If you do not embrace social media soon, the digital divide in your country will be dwarfed by the divide between your country and the rest of the world.
Chris Moore, the CIO of Edmonton Canada, as reported in FutureGov Magazine.
When people ask me to consider the risks of government agencies engaging with audiences via social media, I often respond by asking them if they’ve considered the risks of not engaging.
This often gets blank looks; many people don’t often consider the risks of not doing things, even though it is a normal part of life.
For example, who today doesn’t understand the risks of not wearing seat belts? However, only 15 years ago there were plenty of concerns still raised about the risk of wearing them.
Here’s a list of some of the risks highlighted by the US anti-seatbelt movement:
- Wouldn’t you rather be thrown through the windshield of your car to safety than trapped in a rolling vehicle? And after you are thrown through the windshield, how can you jump out of the way of your rolling car if you’re all tangled in a seatbelt?
- As much as one tenth of one percent of auto accidents involve sudden fire or plunging into water. If everyone in the United States takes part in an annual auto accident, that’s 23,000 people who run the risk of being trapped and fatally killed by a seatbelt each year!

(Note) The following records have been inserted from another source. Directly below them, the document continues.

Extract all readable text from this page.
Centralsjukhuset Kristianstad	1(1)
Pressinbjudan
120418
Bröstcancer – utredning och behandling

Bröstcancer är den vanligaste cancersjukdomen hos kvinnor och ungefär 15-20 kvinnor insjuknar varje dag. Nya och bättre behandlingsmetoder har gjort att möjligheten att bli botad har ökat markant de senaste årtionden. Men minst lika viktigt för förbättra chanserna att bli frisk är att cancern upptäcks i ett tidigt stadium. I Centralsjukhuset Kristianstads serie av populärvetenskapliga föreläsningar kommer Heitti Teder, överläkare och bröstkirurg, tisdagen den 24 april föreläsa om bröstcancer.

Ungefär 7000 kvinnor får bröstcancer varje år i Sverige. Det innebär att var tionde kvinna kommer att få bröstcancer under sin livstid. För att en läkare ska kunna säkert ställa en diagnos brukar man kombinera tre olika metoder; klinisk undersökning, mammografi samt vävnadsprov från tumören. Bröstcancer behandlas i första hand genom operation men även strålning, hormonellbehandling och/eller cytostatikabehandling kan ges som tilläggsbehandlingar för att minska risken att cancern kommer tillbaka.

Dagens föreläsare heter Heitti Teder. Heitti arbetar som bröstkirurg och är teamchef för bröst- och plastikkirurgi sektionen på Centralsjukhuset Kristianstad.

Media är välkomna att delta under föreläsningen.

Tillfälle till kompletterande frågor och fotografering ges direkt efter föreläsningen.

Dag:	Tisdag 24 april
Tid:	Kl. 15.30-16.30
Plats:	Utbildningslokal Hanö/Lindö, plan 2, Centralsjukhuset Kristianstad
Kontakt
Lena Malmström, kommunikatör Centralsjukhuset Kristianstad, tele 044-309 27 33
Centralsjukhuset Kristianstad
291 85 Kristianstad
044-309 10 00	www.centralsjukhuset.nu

- Psychiatrists say that exposing young children to practices such as bondage from an early age can cause confusion during puberty.
- A section on seatbelts in the National Highway Traffic Safety Administration Web site’s FAQ says (when edited for clarity): “Wear … a seatbelt … and … you will … died.”
- Even the statistics of the pro-seatbelt Automotive Coalition for Restraint of Freedom proves the case of their opposition. The Coalition says that seatbelts cut the risk of serious or fatal injury by 40% to 55%, but even if this number is believed, it means that seatbelts are potentially deadly in the remaining 60% to 45% of cases!
- Seatbelting is related to the hideous ancient Chinese practice of foot binding.
I expect, over time, that many of the risks of using social media will become normalised and accepted or explained away as myths, whereas the risks of not using social media will become more acute.
A good case in point is an article from The Australian published on Thursday 2 December, DFAT the dinosaur needs to find Facebook friends.
Besides the actual article appearing, which could be seen as reducing faith in the capability of DFAT to effectively carry out its duties, the article highlights the level of online activity by foreign services in countries like the US and UK, compared to the level of activity from DFAT.
For example, the article states that:
The [US] State Department operates 230 Facebook accounts, 80 Twitter feeds and 55 YouTube channels and has 40 Flickr sites. And the story of e-diplomacy doesn’t end here. Other governments are experimenting with dozens of other innovations and the pace of change is rapid.
Notwithstanding the need to run quite so many accounts, the US State Department is becoming an astute user of social media to reinforce US foreign (and domestic) policy goals. This supports the US government to project its power globally and influence world opinion in its favour.
The expertise the State Department is building puts it far ahead of other nations, although the UK is doing an exemplary job with its diplomatic blog network. For example:
Digital tools would also allow DFAT to play in spaces it is cut off from at present. Take the blogosphere, for example. The US, Britain and Canada have all entered this space. The US maintains nine full-time Arabic-language bloggers, two Farsi bloggers and two Urdu bloggers while the British Foreign Office also has two full-time Farsi bloggers.
So, what is the risk to Australian government of not using social media, or of entering the space late (a position some Departments already face)?
Departments may become less effective at informing or influencing public opinion, locally and abroad. Our governments will be less able to compete diplomatically, both overseas and locally against social media savvy interest groups, corporations or even individuals.
As other nations continue to develop and exercise their public sector social media ‘muscles’, by institutionally blocking Australian public servants from using social media in their jobs we could be allowing our own government’s ‘muscles’ to become increasingly flabby and weak.
Therefore, if public servants are not able to learn how to effectively communicate via social media now, we will be at an increasing disadvantage as others pull further ahead of us.
This loss of effectiveness could take a very, very long time to redress.
Next time you consider the risks of social media engagement by your department, consider the risks of not engaging for yourself (your career), your department, the government and Australia as a nation.
You might find that the risks of not engaging vastly outweigh the risks of engaging.